Wojna w Ukrainie trwa. Minister obrony narodowej Władysław Kosiniak-Kamysz i szef BBN Jacek Siewiera podkreślają ostatnio konieczność gotowości na wszystkie scenariusze. Europejscy liderzy również coraz częściej wyrażają obawy przed potencjalną agresją ze strony Rosji. NATO rozpoczęło ćwiczenia Steadfast Defender 2024, mające przygotować wojska Sojuszu do ewentualnego ataku armii rosyjskiej na kraje członkowskie.
To wszystko podsyca nastroje i obawy społeczne, które z każdym miesiącem rosną w siłę.
Polacy obawiają się agresji Putina na Polskę
Na zlecenie TOK FM i OKO.press, Ipsos przeprowadził badanie, w którym zapytano Polaków, czy uważają, że Rosja może w najbliższych latach zaatakować Polskę zbrojnie.
Okazuje się, że 48 proc ankietowanych uważa że tak, lub raczej tak, tzn. 12 proc. respondentów udzieliło odpowiedzi "zdecydowanie tak", a 36 proc. odpowiedzi "raczej tak".
Z drugiej strony, 32 proc. badanych sądzi, że Rosja "raczej nie" zaatakuje Polski zbrojnie, a 9 proc. wyraziło przekonanie, że "zdecydowanie nie" dojdzie do takiego ataku, co sumarycznie stanowi 41 proc. uczestników sondażu. 11 proc. respondentów nie miało jednoznacznego zdania w tej kwestii.

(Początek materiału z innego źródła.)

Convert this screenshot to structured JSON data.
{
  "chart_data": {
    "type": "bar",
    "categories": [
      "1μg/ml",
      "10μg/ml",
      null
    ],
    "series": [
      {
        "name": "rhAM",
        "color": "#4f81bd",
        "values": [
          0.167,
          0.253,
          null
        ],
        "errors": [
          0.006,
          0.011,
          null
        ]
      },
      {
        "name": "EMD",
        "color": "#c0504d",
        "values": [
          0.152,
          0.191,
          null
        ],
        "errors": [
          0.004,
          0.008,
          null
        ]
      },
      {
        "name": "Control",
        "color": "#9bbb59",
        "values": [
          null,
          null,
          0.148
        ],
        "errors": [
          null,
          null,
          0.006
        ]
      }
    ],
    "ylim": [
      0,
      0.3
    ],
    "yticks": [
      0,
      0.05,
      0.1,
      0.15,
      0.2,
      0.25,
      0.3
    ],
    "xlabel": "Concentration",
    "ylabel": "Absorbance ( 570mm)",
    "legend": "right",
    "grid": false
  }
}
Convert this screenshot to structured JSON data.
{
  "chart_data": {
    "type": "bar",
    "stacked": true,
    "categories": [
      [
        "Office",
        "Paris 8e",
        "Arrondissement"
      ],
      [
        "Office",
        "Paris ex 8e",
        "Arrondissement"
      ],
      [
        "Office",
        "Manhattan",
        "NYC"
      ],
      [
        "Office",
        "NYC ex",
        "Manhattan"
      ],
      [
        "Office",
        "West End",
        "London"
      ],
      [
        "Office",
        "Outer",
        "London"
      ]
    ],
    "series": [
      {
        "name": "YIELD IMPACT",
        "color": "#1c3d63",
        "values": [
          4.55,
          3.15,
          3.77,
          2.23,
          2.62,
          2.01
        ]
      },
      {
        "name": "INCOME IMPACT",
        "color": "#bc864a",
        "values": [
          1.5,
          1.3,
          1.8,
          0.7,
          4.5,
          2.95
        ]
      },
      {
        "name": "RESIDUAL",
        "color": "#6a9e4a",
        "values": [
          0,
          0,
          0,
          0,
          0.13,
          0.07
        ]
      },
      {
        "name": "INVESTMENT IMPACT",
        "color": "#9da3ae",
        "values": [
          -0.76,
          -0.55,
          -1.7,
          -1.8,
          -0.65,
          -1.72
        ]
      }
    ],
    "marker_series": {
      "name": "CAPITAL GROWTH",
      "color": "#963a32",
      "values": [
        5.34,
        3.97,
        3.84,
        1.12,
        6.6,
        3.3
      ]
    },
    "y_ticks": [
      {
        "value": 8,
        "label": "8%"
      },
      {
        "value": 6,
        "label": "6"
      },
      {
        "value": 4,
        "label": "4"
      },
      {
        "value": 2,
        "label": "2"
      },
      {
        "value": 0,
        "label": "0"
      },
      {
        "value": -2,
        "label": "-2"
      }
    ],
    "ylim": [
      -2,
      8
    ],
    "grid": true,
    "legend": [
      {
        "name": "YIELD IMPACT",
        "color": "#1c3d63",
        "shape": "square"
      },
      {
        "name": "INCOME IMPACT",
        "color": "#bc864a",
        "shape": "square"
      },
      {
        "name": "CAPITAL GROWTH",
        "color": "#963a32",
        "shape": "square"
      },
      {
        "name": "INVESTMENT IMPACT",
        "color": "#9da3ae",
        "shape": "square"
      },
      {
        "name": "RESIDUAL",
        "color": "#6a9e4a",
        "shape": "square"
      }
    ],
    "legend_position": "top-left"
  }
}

Najbardziej boją się wyborcy PiS-u
Z badania również wynika, że agresji Rosji na Polskę najbardziej boją się wyborcy PiS-u. Aż 62 proc. sympatyków Prawa i Sprawiedliwości widzi taką możliwość. Wśród wyborców Koalicji Obywatelskiej jest to 48 proc., Nowej Lewicy - 42 proc., Trzeciej Drogi - 40 proc., a dla elektoratu Konfederacji - 36 proc.
"Zdecydowane nie" - natomiast wskazało 6 proc. zwolenników PiS, 9 proc. zwolenników KO, 2 proc. zwolenników Nowej Lewicy i 4 proc. zwolenników Trzeciej Drogi. Aż 15 proc. wyborców Konfederacji uważa, że do ataku nie dojdzie.